Bharti Fulmali

Personal information
- Full name: Bharti Shrikrushna Fulmali
- Born: 11 October 1994 (age 31) Amravati, Maharashtra, India
- Batting: Right-handed
- Bowling: Right-arm off break

International information
- National side: India;
- T20I debut (cap 63): 7 March 2019 v England
- Last T20I: 22 September 2026 v Sri Lanka

Career statistics
| Competition | WT20I |
| Matches | 6 |
| Runs scored | 72 |
| Batting average | 14.40 |
| 100s/50s | 0/0 |
| Top score | 40 |
| Balls bowled | – |
| Wickets | – |
| Bowling average | – |
| 5 wickets in innings | – |
| 10 wickets in match | – |
| Best bowling | – |
| Catches/stumpings | –/– |

Medal record
Women's cricket
Representing India
Asian Games
| Gold medal – first place | Aichi–Nagoya 2026 |  |
ACC Asia Cup
| Winner | 2026 UAE |  |
- Source: ESPNcricinfo, 14 June 2026

= Bharti Fulmali =

Indian cricketer (born 1994)

Bharti Shrikrushna Fulmali (born 11 October 1994) is an Indian cricketer who plays for the Vidarbha women's cricket team.

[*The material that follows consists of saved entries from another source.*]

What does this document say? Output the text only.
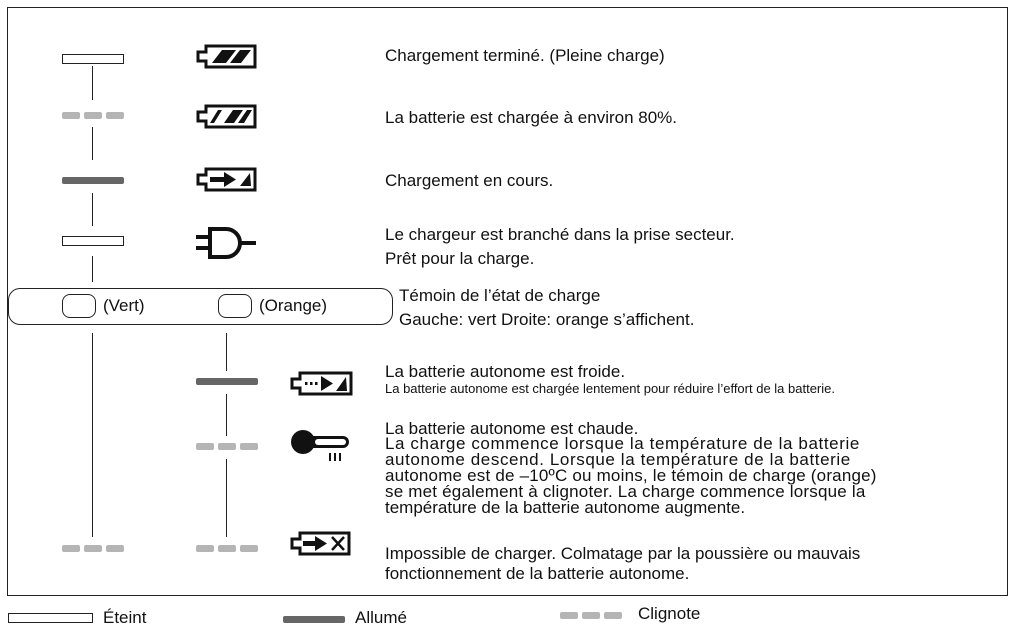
Chargement terminé. (Pleine charge)
La batterie est chargée à environ 80%.
Chargement en cours.
Le chargeur est branché dans la prise secteur.
Prêt pour la charge.
(Vert)	(Orange)
Témoin de l’état de charge
Gauche: vert Droite: orange s’affichent.
La batterie autonome est froide.
La batterie autonome est chargée lentement pour réduire l’effort de la batterie.
La batterie autonome est chaude.
La charge commence lorsque la température de la batterie
autonome descend. Lorsque la température de la batterie
autonome est de –10ºC ou moins, le témoin de charge (orange)
se met également à clignoter. La charge commence lorsque la
température de la batterie autonome augmente.
Impossible de charger. Colmatage par la poussière ou mauvais
fonctionnement de la batterie autonome.
Éteint	Allumé	Clignote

She has been playing cricket since she was 13, making her senior debut at the age of 17. In January 2019, she was named in India Blue's team for the 2018–19 Senior Women's Challenger Trophy.

In February 2019, she was named in India's Women's Twenty20 International (WT20I) squad for their series against England. She was one of two players from Vidarbha women, the other being Komal Zanzad, to be selected for the national team. She made her WT20I debut against England on 7 March 2019.